Historians joke that some parts of the world – Crete and the Balkans, for instance– produce more history than they can consume locally. The California town of Palo Alto produces more economics than it can consume, and therefore more politics, and therefore more culture. But this comes at a price. Malcolm Harris, a thirtysomething Marxist writer who grew up there, begins his book by citing the alarming rate at which his high-school classmates committed suicide, and argues that Palo Alto is haunted by the historical crimes on which it is built. He then itemises them across two centuries of history, tracing their influence from Stanford University and Silicon Valley out across the world.
Harris finds many examples of eugenic thinking among the valley’s most prominent citizens, past and present
The town has long been at the forefront of communication technologies: the railroad that Leland Stanford, among others, brought to California; then radios, vacuum tubes and transistors; the silicon chips that gave the Santa Clara Valley its new name; personal computers; and the contemporary apparatus of surveillance capitalism, from Apple to Google. Along the way the technologies, at least in terms of what is visible in Palo Alto, become more abstract, but the urge to extraction remains the same.

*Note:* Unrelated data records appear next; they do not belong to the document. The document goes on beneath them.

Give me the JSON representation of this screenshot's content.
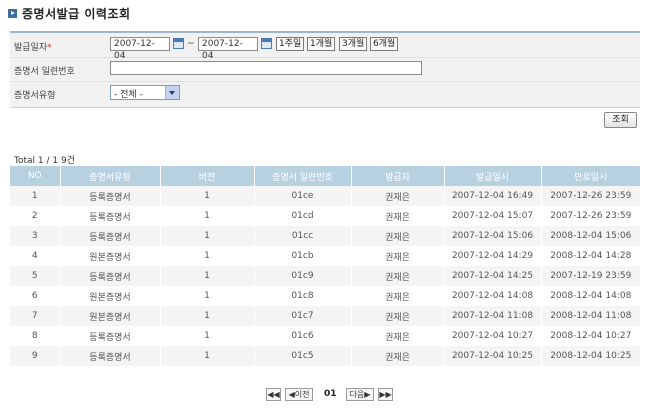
{
  "header": {
    "title": "증명서발급 이력조회"
  },
  "search": {
    "issue_date_label": "발급일자",
    "required_mark": "*",
    "date_from": "2007-12-04",
    "date_to": "2007-12-04",
    "tilde": "~",
    "period_buttons": [
      "1주일",
      "1개월",
      "3개월",
      "6개월"
    ],
    "serial_label": "증명서 일련번호",
    "serial_value": "",
    "type_label": "증명서유형",
    "type_selected": "- 전체 -",
    "submit_label": "조회"
  },
  "summary": {
    "total_text": "Total 1 / 1  9건"
  },
  "table": {
    "columns": [
      "NO",
      "증명서유형",
      "버전",
      "증명서 일련번호",
      "발급자",
      "발급일시",
      "만료일시"
    ],
    "rows": [
      [
        "1",
        "등록증명서",
        "1",
        "01ce",
        "권재은",
        "2007-12-04 16:49",
        "2007-12-26 23:59"
      ],
      [
        "2",
        "등록증명서",
        "1",
        "01cd",
        "권재은",
        "2007-12-04 15:07",
        "2007-12-26 23:59"
      ],
      [
        "3",
        "등록증명서",
        "1",
        "01cc",
        "권재은",
        "2007-12-04 15:06",
        "2008-12-04 15:06"
      ],
      [
        "4",
        "원본증명서",
        "1",
        "01cb",
        "권재은",
        "2007-12-04 14:29",
        "2008-12-04 14:28"
      ],
      [
        "5",
        "등록증명서",
        "1",
        "01c9",
        "권재은",
        "2007-12-04 14:25",
        "2007-12-19 23:59"
      ],
      [
        "6",
        "원본증명서",
        "1",
        "01c8",
        "권재은",
        "2007-12-04 14:08",
        "2008-12-04 14:08"
      ],
      [
        "7",
        "원본증명서",
        "1",
        "01c7",
        "권재은",
        "2007-12-04 11:08",
        "2008-12-04 11:08"
      ],
      [
        "8",
        "등록증명서",
        "1",
        "01c6",
        "권재은",
        "2007-12-04 10:27",
        "2008-12-04 10:27"
      ],
      [
        "9",
        "등록증명서",
        "1",
        "01c5",
        "권재은",
        "2007-12-04 10:25",
        "2008-12-04 10:25"
      ]
    ]
  },
  "pagination": {
    "first": "◀◀",
    "prev": "◀이전",
    "current": "01",
    "next": "다음▶",
    "last": "▶▶"
  },
  "colors": {
    "header_bg": "#b7d1e0",
    "title_icon": "#3b6fa8",
    "search_bg": "#f1f1f1"
  }
}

At times Palo Alto is as dense as its southern Californian twin, Mike Davis’s City of Quartz, but its narrative has the intoxicating capitalist rush of Stefano Massini’s play The Lehman Trilogy, though hewing tighter to actual chronology. It is a story told around people: Leland Stanford, who became the prime mover behind Stanford University, and his wife Jane, until she was fatally poisoned; Herbert Hoover, Stanford alumnus, who became an ill-fated president but whose subsequent career, Harris argues, shaped and continues to shape American politics; William Shockley, who helped commercialise the silicon chip and whose failures as a manager catalysed the rise of Silicon Valley when all the people who couldn’t stand working with him set up their own companies; Peter Thiel, the investor whom Harris depicts as the centre of a nexus of science fiction; and ‘handsome young white men with elite credentials and very conservative politics’.